La crise gouvernementale en France : un avertissement pour la stabilité financière
- Les coûts d'emprunt de la France ont atteint 3%, égalant pour la première fois ceux de la Grèce, ce qui alarme les investisseurs.
- Le Rassemblement national exige une augmentation des retraites et des politiques d'immigration plus strictes, menaçant d'un vote de défiance.
- La crise risque de bloquer les réformes de réduction des déficits et de porter atteinte à la crédibilité de la France dans la zone euro.

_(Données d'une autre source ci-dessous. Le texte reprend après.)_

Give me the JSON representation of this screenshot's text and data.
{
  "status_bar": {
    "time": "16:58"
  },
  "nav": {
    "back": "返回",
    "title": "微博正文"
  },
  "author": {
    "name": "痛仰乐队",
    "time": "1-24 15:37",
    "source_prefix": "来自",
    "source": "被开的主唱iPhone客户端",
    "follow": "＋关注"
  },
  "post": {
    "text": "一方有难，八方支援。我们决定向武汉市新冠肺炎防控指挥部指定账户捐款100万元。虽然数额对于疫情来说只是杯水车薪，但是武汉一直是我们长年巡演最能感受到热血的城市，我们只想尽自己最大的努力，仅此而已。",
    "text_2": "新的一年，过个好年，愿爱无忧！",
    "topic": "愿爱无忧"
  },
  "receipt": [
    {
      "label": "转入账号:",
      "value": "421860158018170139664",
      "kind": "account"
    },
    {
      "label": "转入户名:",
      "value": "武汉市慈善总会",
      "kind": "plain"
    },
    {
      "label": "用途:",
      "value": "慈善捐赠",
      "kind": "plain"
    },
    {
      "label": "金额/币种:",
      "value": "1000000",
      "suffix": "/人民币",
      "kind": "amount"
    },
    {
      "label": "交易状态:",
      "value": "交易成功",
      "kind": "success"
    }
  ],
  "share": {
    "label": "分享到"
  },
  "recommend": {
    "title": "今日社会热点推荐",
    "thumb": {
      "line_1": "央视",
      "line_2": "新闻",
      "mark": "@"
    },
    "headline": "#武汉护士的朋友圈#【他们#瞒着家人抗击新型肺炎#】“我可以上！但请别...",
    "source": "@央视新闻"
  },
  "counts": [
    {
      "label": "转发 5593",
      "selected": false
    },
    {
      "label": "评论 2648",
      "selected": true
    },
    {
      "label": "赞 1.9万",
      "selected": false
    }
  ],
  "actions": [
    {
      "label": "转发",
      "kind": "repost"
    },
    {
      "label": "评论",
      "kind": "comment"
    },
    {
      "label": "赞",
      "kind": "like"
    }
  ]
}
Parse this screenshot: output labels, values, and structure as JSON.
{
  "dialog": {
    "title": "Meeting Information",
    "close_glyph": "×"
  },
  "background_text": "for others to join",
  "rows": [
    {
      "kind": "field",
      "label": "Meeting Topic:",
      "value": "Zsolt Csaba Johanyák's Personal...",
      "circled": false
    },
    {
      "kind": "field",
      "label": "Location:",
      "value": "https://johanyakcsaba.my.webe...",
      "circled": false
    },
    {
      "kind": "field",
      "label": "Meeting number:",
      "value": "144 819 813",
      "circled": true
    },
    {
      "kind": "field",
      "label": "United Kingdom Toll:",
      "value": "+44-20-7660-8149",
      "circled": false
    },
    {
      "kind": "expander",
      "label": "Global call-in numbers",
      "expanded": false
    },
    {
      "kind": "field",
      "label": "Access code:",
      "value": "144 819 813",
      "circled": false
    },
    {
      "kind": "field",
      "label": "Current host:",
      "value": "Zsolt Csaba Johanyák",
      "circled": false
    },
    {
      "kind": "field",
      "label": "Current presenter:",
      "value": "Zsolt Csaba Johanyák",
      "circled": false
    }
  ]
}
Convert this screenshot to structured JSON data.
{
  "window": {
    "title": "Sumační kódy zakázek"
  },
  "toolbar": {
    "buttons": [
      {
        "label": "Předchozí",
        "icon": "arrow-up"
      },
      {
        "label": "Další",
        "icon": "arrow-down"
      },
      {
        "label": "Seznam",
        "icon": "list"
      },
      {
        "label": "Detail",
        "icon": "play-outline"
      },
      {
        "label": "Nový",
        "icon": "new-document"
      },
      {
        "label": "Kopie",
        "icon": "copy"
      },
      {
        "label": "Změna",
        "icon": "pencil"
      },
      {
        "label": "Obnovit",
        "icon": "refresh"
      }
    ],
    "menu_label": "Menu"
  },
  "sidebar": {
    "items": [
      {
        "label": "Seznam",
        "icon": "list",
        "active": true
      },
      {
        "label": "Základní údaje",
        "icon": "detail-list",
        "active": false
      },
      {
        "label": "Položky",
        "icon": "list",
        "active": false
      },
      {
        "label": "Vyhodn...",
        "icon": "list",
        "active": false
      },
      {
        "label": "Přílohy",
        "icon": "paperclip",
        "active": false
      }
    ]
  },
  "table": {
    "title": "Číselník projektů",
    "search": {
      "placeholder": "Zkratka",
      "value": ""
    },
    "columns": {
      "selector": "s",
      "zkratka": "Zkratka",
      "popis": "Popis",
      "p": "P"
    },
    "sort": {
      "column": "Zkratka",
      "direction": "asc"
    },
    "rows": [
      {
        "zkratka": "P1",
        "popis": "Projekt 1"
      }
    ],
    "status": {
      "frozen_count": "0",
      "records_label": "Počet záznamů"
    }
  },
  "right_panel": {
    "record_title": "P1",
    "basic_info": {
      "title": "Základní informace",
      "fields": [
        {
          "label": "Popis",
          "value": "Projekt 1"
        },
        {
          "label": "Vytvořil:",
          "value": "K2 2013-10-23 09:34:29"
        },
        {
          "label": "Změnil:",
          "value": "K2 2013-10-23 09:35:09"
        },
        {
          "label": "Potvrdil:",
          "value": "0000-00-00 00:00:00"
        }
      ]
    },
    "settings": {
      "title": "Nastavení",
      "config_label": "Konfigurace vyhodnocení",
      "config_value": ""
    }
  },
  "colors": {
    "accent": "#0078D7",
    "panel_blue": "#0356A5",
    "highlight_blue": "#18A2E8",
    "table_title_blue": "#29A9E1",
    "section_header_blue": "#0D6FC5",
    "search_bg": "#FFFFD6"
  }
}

La France est au bord d'une crise politique et financière, le gouvernement minoritaire du Premier ministre Michel Barnier étant menacé d'effondrement.
Un vote de défiance imminent et des négociations budgétaires controversées ont ébranlé les marchés, poussant les coûts d'emprunt de la France à des niveaux comparables à ceux de la Grèce, frappée par la crise.
Cette détresse politique, combinée à l’augmentation de la dette française, a placé la trajectoire économique du pays sous le microscope.
Que se passe-t-il au sein du gouvernement français ?
Le Premier ministre Michel Barnier fait face à une pression croissante pour faire adopter un budget 2025 visant à réduire le déficit français.
Le budget propose 60 milliards d’euros d’augmentations d’impôts et de réductions des dépenses pour ramener le déficit de 6 % à 5 % du PIB l’année prochaine.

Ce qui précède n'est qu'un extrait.